When Good Television Goes Mediocre

Warning: This Post is Dark and Full of Spoilers

Last year I wrote a blog post about Why I’m Done With Game of Thrones (On Television Anyway). Shortly after explaining my reasons for abandoning the televised adaptation of George R.R. Martin’s A Song of Ice and Fire saga I went online to cancel my HBO subscription. My cable provider made a counter offer that I decided was too good to pass up, and my HBO subscription remained intact for at least another year. And with that done, I could think of no reason not to watch the new season of Game of Thrones when it premiered in April.



It came as no surprise to me that my original thinking about the quality of the 5th season, based on the quality of the source material (A Feast for Crows and A Dance with Dragons), was correct. A compelling and excellent program has become, at its best moments, merely interesting and good. What has surprised me is how uninspiring and mediocre the deviations from the source material have been. Producers David Benioff and Dan Weiss have definitely made the TV show their own creation, mercifully not forcing us to sit through all of the stagnation offered up in Martin’s last two novels, but equally failing to comprehend the nuances Martin brings to the work as a storyteller. Game of Thrones has always been driven by death and violence, even death and violence against some if its most important characters. But it was never as reckless or gratuitous or pointless as it seems to have become in season five.

Now killing Mance Rayder instead of some doppelganger may have been the best choice. The story in the book is rather convoluted, and possibly would have been difficult to follow on television without a lot of exposition. But killing Barristan Selmy seems like a pointless stunt. As if the writers felt they needed to keep the theater of death that is Game of Thrones going and the dart landed on Ser Barristan. Like the death of Jojen Reed in season four, the character was killed because he was expendable, not to advance the plot. So to it was easier to have Sansa fall into the role originally reserved for Jeyne Poole, since most of Sansa's Eyrie storyline was completed, except that this subjected her to gratuitous acts of violence she did not have to endure in the original story. At this point the producers seem intent on piling on the horribleness just to prove something we already know, life in medieval Westeros sucks.

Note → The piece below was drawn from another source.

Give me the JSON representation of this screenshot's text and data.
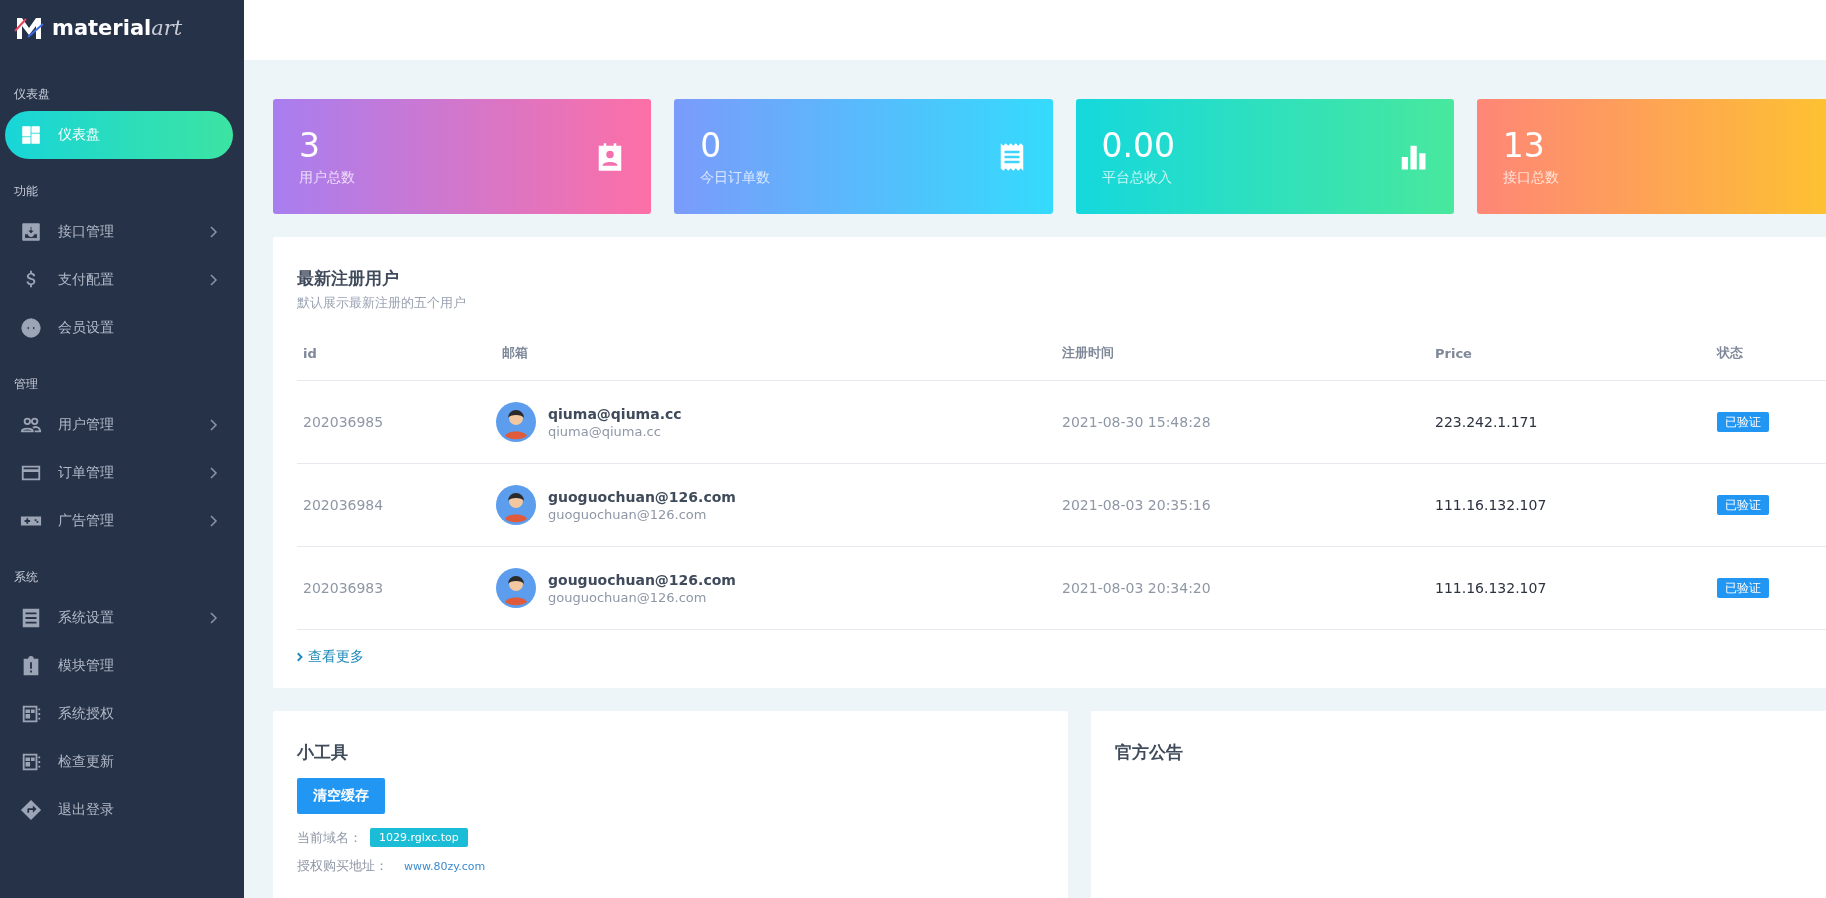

Jaime Lannister also gets diverted from whatever the hell it was he was doing in the books (I don’t remember) to making Road to Dorne with Ser Bronn of the Blackwater. This storyline is inept, treating Jaime, Bronn and Oberyn Martel’s daughters, The Sand Snakes, like comic relief. I thought the whole Sand Snakes story was a rather pointless diversion in the books, but at least it had some subtlety and didn’t become the simple-minded revenge plot offered by the TV show. The storyline for Brienne of Tarth and Poderick Payne also diverts from the book, with them shadowing Sansa all the way to Winterfell, although Brienne seem no more competent at protecting the Starks now than she ever have been. At least the TV show has not subjected us to new Iron Islanders or contending Targaryens.

The show has been somewhat faithful to the High Sparrow/Faith Militant storyline from the books, although again not one of my favorites. The shift in focus from Margery to Loras has led to the accusation by some that Loras on TV has become a ‘gay cartoon.’ I would argue that it is a little too ‘on the nose’ as a social commentary, but mostly, as with this whole storyline in the book, it seems like padding, preventing the saga from moving toward it’s conclusion. One story from which the padding has been removed is that of Jorah and Tyrion, now delivered to the doorstep of Danerys Targaryen. It may be interesting to see how that plays out, but based on what I’ve seen so far, I doubt even Tyrion and Danerys together can do much to improve the fifth season of Game of Thrones.